Pita or father symbolises ‘hard-work’, while Mata or mother symbolises ‘affection and adoration’. After the whole year of working hard, Devi Durga’s homecoming showers us with the motherly affection and provides enjoyment. The comfort which mother’s lap provides, is enjoyed during Durga Puja, when the Mother Goddess arrives on earth. Mahalaya initiates that relaxation phase.

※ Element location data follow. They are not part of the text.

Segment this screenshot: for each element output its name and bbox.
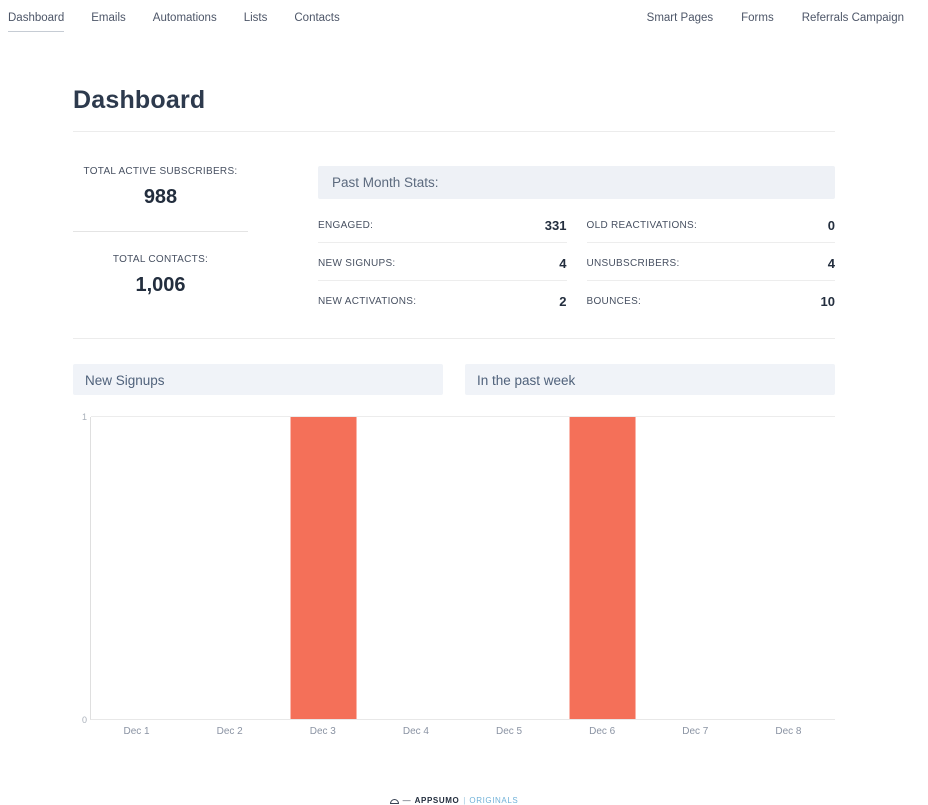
stat-value: 10 — [820, 294, 835, 309]
x-axis-label-dec-3: Dec 3 — [309, 726, 336, 737]
nav-item-label: Dashboard — [8, 12, 65, 24]
x-axis-label-dec-5: Dec 5 — [496, 726, 523, 737]
x-axis-label-dec-7: Dec 7 — [682, 726, 709, 737]
x-axis-label-dec-6: Dec 6 — [589, 726, 616, 737]
past-month-stats-header: Past Month Stats: — [318, 166, 835, 199]
nav-item-dashboard[interactable]: Dashboard — [8, 12, 65, 32]
footer-brand: — APPSUMO | ORIGINALS — [73, 796, 835, 805]
nav-item-automations[interactable]: Automations — [153, 12, 217, 32]
bar-slot-dec-6 — [556, 417, 649, 719]
total-active-subscribers-value: 988 — [143, 186, 178, 208]
stat-row-unsubscribers: UNSUBSCRIBERS: 4 — [586, 243, 835, 281]
stat-value: 2 — [559, 294, 567, 309]
footer-dash: — — [402, 796, 411, 805]
nav-item-emails[interactable]: Emails — [91, 12, 126, 32]
footer-brand-name: APPSUMO — [414, 796, 460, 805]
footer-separator: | — [463, 796, 466, 805]
stat-label: UNSUBSCRIBERS: — [586, 258, 680, 269]
nav-item-label: Forms — [741, 12, 774, 24]
nav-right-group: Smart Pages Forms Referrals Campaign — [619, 12, 904, 31]
x-axis-label-dec-4: Dec 4 — [402, 726, 429, 737]
chart-subtitle-box: In the past week — [465, 364, 835, 395]
y-axis-tick-1: 1 — [81, 412, 87, 422]
past-month-stats-grid: ENGAGED: 331 NEW SIGNUPS: 4 NEW ACTIVATI… — [318, 205, 835, 318]
stat-label: NEW SIGNUPS: — [318, 258, 396, 269]
title-divider — [73, 131, 835, 132]
stat-label: OLD REACTIVATIONS: — [586, 220, 698, 231]
nav-item-smart-pages[interactable]: Smart Pages — [647, 12, 713, 31]
nav-item-lists[interactable]: Lists — [244, 12, 268, 32]
nav-item-referrals-campaign[interactable]: Referrals Campaign — [802, 12, 904, 31]
nav-item-label: Contacts — [294, 12, 340, 24]
subscriber-totals-panel: TOTAL ACTIVE SUBSCRIBERS: 988 TOTAL CONT… — [73, 166, 248, 318]
page-title: Dashboard — [73, 86, 206, 114]
bar[interactable] — [569, 417, 636, 719]
bar[interactable] — [290, 417, 357, 719]
top-navigation: Dashboard Emails Automations Lists Conta… — [0, 0, 928, 36]
stat-label: BOUNCES: — [586, 296, 642, 307]
chart-title-box: New Signups — [73, 364, 443, 395]
past-month-stats-panel: Past Month Stats: ENGAGED: 331 NEW SIGNU… — [318, 166, 835, 318]
bar-slot-dec-1 — [91, 417, 184, 719]
chart-plot-area — [90, 416, 835, 720]
gridline-top — [91, 416, 835, 417]
stat-label: NEW ACTIVATIONS: — [318, 296, 417, 307]
stat-value: 331 — [544, 218, 567, 233]
stat-row-new-activations: NEW ACTIVATIONS: 2 — [318, 281, 567, 318]
main-content: Dashboard TOTAL ACTIVE SUBSCRIBERS: 988 … — [73, 86, 835, 805]
stat-row-old-reactivations: OLD REACTIVATIONS: 0 — [586, 205, 835, 243]
taco-icon — [389, 799, 399, 804]
nav-left-group: Dashboard Emails Automations Lists Conta… — [8, 12, 367, 32]
total-contacts-value: 1,006 — [135, 274, 186, 296]
x-axis-label-dec-8: Dec 8 — [775, 726, 802, 737]
nav-item-label: Smart Pages — [646, 12, 714, 24]
bar-slot-dec-2 — [184, 417, 277, 719]
nav-item-forms[interactable]: Forms — [741, 12, 774, 31]
bar-slot-dec-5 — [463, 417, 556, 719]
bar-slot-dec-3 — [277, 417, 370, 719]
bar-slot-dec-4 — [370, 417, 463, 719]
bars-container — [91, 417, 835, 719]
stat-value: 4 — [827, 256, 835, 271]
stat-row-new-signups: NEW SIGNUPS: 4 — [318, 243, 567, 281]
nav-item-label: Lists — [243, 12, 268, 24]
x-axis-label-dec-2: Dec 2 — [216, 726, 243, 737]
stat-value: 4 — [559, 256, 567, 271]
chart-headers: New Signups In the past week — [73, 364, 835, 395]
nav-item-label: Automations — [152, 12, 217, 24]
total-contacts-label: TOTAL CONTACTS: — [112, 254, 209, 265]
y-axis-tick-0: 0 — [81, 715, 87, 725]
nav-item-label: Emails — [91, 12, 126, 24]
section-divider — [73, 338, 835, 339]
x-axis-label-dec-1: Dec 1 — [123, 726, 150, 737]
nav-item-contacts[interactable]: Contacts — [294, 12, 339, 32]
stat-row-bounces: BOUNCES: 10 — [587, 281, 836, 318]
bar-slot-dec-8 — [742, 417, 835, 719]
totals-divider — [73, 231, 248, 232]
footer-originals[interactable]: ORIGINALS — [469, 796, 519, 805]
stat-label: ENGAGED: — [318, 220, 374, 231]
stat-row-engaged: ENGAGED: 331 — [318, 205, 567, 243]
total-active-subscribers-label: TOTAL ACTIVE SUBSCRIBERS: — [83, 166, 238, 177]
stat-value: 0 — [827, 218, 835, 233]
x-axis-labels: Dec 1 Dec 2 Dec 3 Dec 4 Dec 5 Dec 6 Dec 7 Dec 8 — [90, 720, 835, 737]
nav-item-label: Referrals Campaign — [801, 12, 904, 24]
stats-section: TOTAL ACTIVE SUBSCRIBERS: 988 TOTAL CONT… — [73, 132, 835, 336]
bar-slot-dec-7 — [649, 417, 742, 719]
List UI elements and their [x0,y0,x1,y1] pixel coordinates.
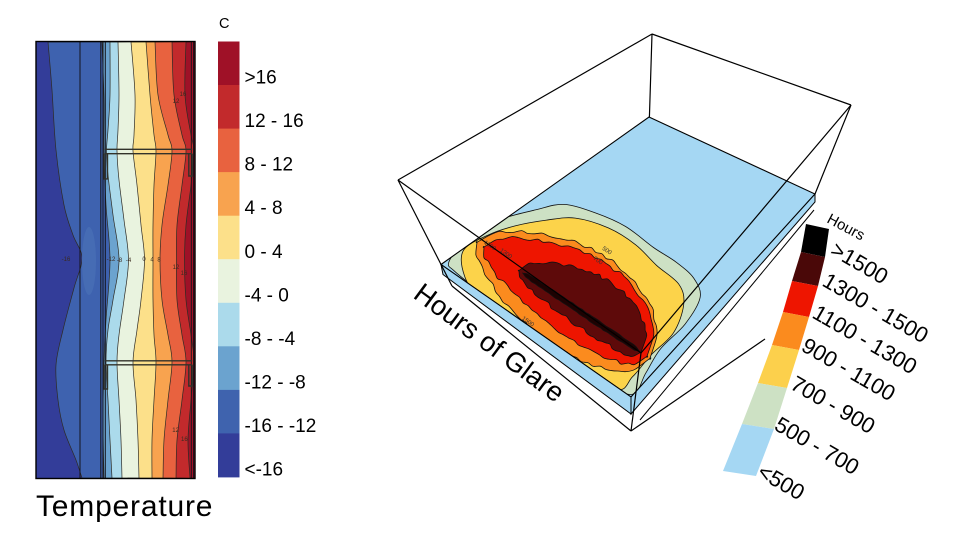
svg-text:12 - 16: 12 - 16 [245,111,304,132]
svg-text:-12 - -8: -12 - -8 [245,372,306,393]
svg-text:-4 - 0: -4 - 0 [245,285,289,306]
svg-text:12: 12 [173,265,180,271]
svg-text:12: 12 [173,99,180,105]
svg-text:0: 0 [142,257,146,263]
svg-text:4: 4 [150,258,154,264]
svg-text:16: 16 [181,271,188,277]
svg-text:<-16: <-16 [245,460,284,481]
svg-text:-8 - -4: -8 - -4 [245,329,296,350]
svg-text:500: 500 [601,246,613,257]
svg-text:16: 16 [180,92,187,98]
svg-text:Temperature: Temperature [36,490,213,523]
svg-text:700: 700 [592,256,604,267]
svg-text:-16 - -12: -16 - -12 [245,416,317,437]
svg-text:12: 12 [172,428,179,434]
svg-text:8 - 12: 8 - 12 [245,155,294,176]
svg-text:-4: -4 [126,258,132,264]
svg-text:-16: -16 [62,257,71,263]
svg-text:0 - 4: 0 - 4 [245,242,283,263]
svg-text:16: 16 [181,437,188,443]
svg-text:8: 8 [157,258,161,264]
svg-text:4 - 8: 4 - 8 [245,198,283,219]
svg-text:-12: -12 [107,257,116,263]
svg-text:-8: -8 [117,258,123,264]
svg-text:>16: >16 [245,68,277,89]
svg-text:C: C [219,16,229,32]
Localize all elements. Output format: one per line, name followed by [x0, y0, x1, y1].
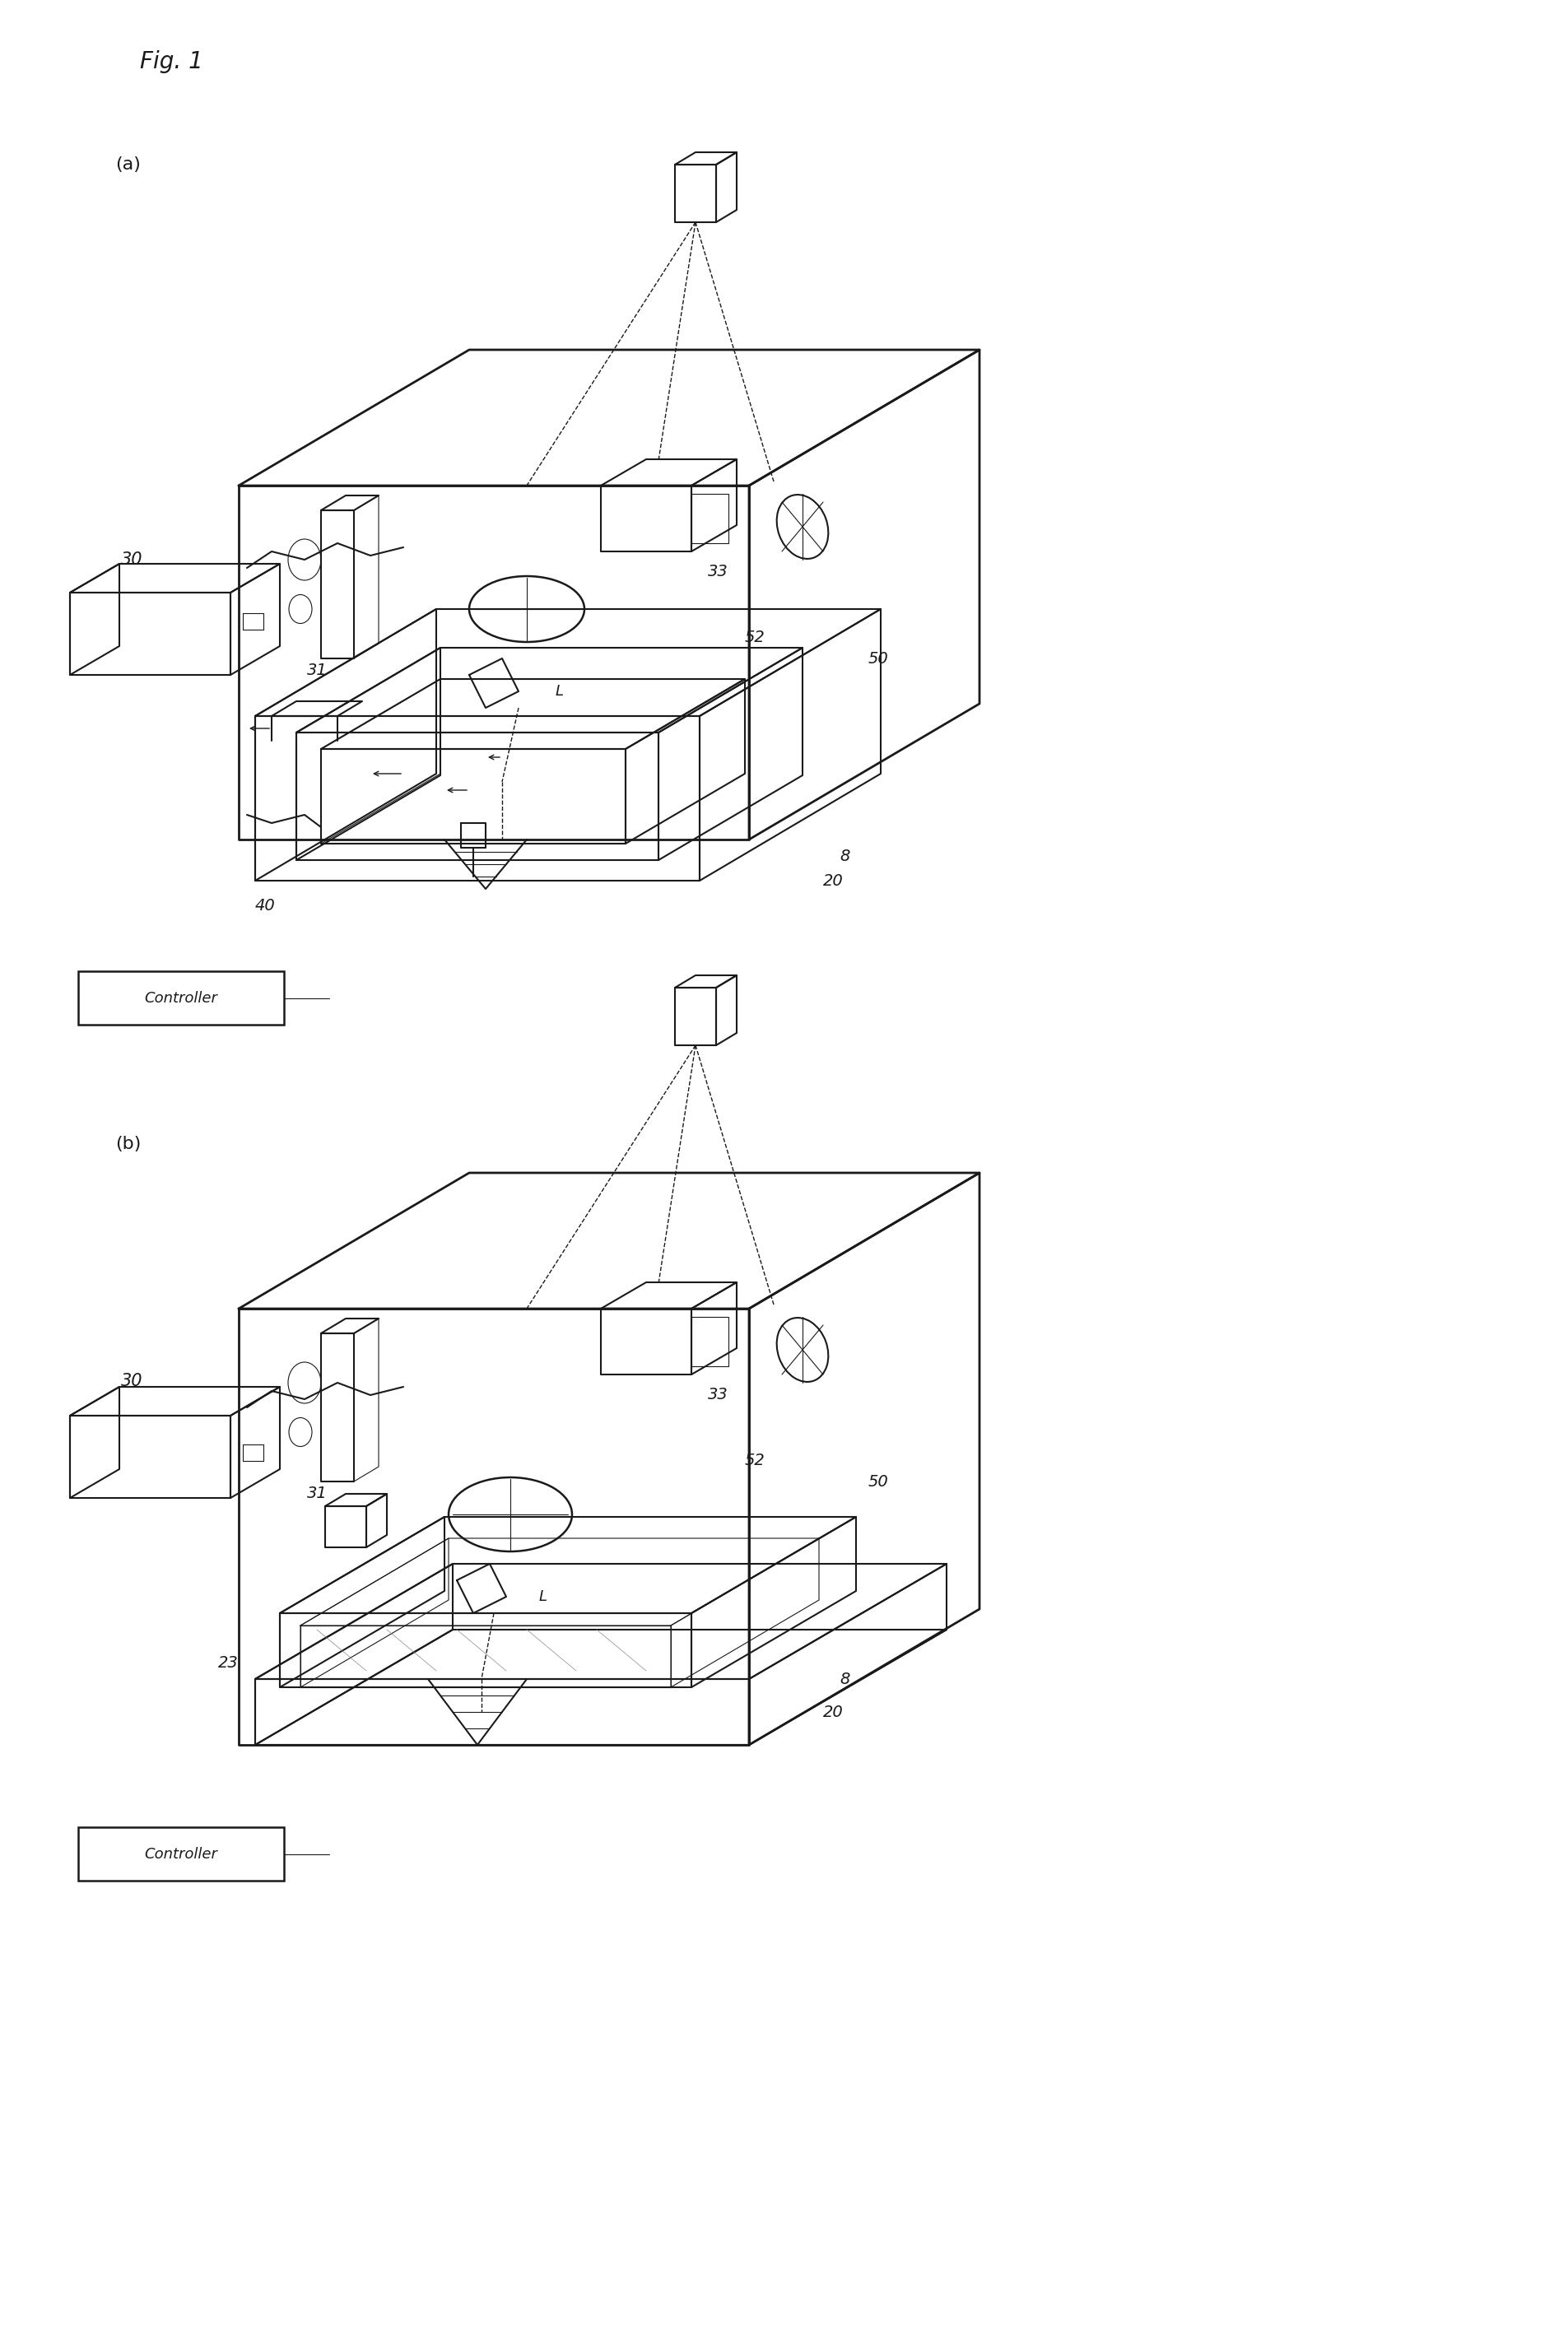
Text: 52: 52 [745, 630, 765, 647]
Text: 31: 31 [307, 663, 328, 679]
FancyBboxPatch shape [78, 1828, 284, 1880]
Text: 8: 8 [839, 1672, 850, 1686]
Text: 33: 33 [707, 565, 728, 579]
Text: 30: 30 [121, 551, 143, 567]
Text: 30: 30 [121, 1373, 143, 1389]
Text: 8: 8 [839, 848, 850, 864]
Text: 23: 23 [218, 1656, 238, 1670]
Text: Controller: Controller [144, 990, 218, 1006]
Text: 31: 31 [307, 1485, 328, 1501]
Text: 33: 33 [707, 1387, 728, 1403]
Text: Fig. 1: Fig. 1 [140, 51, 204, 72]
Text: 50: 50 [869, 1473, 889, 1490]
Text: 52: 52 [745, 1452, 765, 1469]
Text: Controller: Controller [144, 1847, 218, 1861]
Text: L: L [555, 684, 564, 698]
Text: 20: 20 [823, 1705, 844, 1721]
FancyBboxPatch shape [78, 971, 284, 1025]
Text: 50: 50 [869, 651, 889, 665]
Text: (b): (b) [114, 1135, 141, 1151]
Text: 40: 40 [256, 897, 276, 913]
Text: 20: 20 [823, 873, 844, 890]
Text: L: L [539, 1590, 547, 1604]
Text: (a): (a) [114, 156, 141, 173]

According to the Bhagavad Gita, chapter 2, verse 23:

नैनं छिन्दन्ति शस्त्राणि नैनं दहति पावक: |
न चैनं क्लेदयन्त्यापो न शोषयति मारुत: ||

nainaṁ chhindanti śhastrāṇi nainaṁ dahati pāvakaḥ
na chainaṁ kledayantyāpo na śhoṣhayati mārutaḥ

na—not; enam—this soul; chhindanti—shred; śhastrāṇi—weapons; na—nor; enam—this soul; dahati—burns; pāvakaḥ—fire; na—not; cha—and; enam—this soul; kledayanti—moisten; āpaḥ—water; na—nor; śhoṣhayati—dry; mārutaḥ—wind

“The soul can never be cut into pieces by any weapon, nor burned by fire, nor moistened by water, nor withered by the wind.”

This yet again proves that the soul never dies. So, paying homage to an ancestor means paying homage to the soul, which is still alive.

Now a question may arise that the soul never dies but the body does. Than can be a reason to mourn.

Bhagavad Gita has the answer to this question too. As per chapter 2, verse 22:

वासांसि जीर्णानि यथा विहाय
नवानि गृह्णाति नरोऽपराणि |
तथा शरीराणि विहाय जीर्णा
न्यन्यानि संयाति नवानि देही ||

vāsānsi jīrṇāni yathā vihāya
navāni gṛihṇāti naro ’parāṇi
tathā śharīrāṇi vihāya jīrṇānya
nyāni sanyāti navāni dehī

vāsānsi—garments; jīrṇāni—worn-out; yathā—as; vihāya—sheds; navāni—new; gṛihṇāti—accepts; naraḥ—a person; aparāṇi—others; tathā—likewise; śharīrāṇi—bodies; vihāya—casting off; jirṇāni—worn-out; anyāni—other; sanyāti—enters; navāni—new; dehī—the embodied soul

“As a person puts on new garments, giving up old ones, the soul similarly accepts new material bodies, giving up the old and useless ones.”

A person’s body dies when its purpose on the earth is served. The soul takes up another body. So, there is nothing to lament.

The argument can be concluded by Bhagavad Gita’s verse 30 of chapter 2, which says:

देही नित्यमवध्योऽयं देहे सर्वस्य भारत |
तस्मात्सर्वाणि भूतानि न त्वं शोचितुमर्हसि ||

dehī nityam avadhyo ’yaṁ dehe sarvasya bhārata
tasmāt sarvāṇi bhūtāni na tvaṁ śhochitum arhasi

dehī—the soul that dwells within the body; nityam—always; avadhyaḥ—immortal; ayam—this soul; dehe—in the body; sarvasya—of everyone; bhārata—descendant of Bharat, Arjun; tasmāt—therefore; sarvāṇi—for all; bhūtāni—living entities; na—not; tvam—you; śhochitum—mourn; arhasi—should

“O descendant of Bharata, he who dwells in the body can never be slain. Therefore you need not grieve for any living being.”

The person who dies, remains forever in the hearts of the near ones. Hence, paying homage to the dead ancestors is not a thing to mourn but an act of reverence.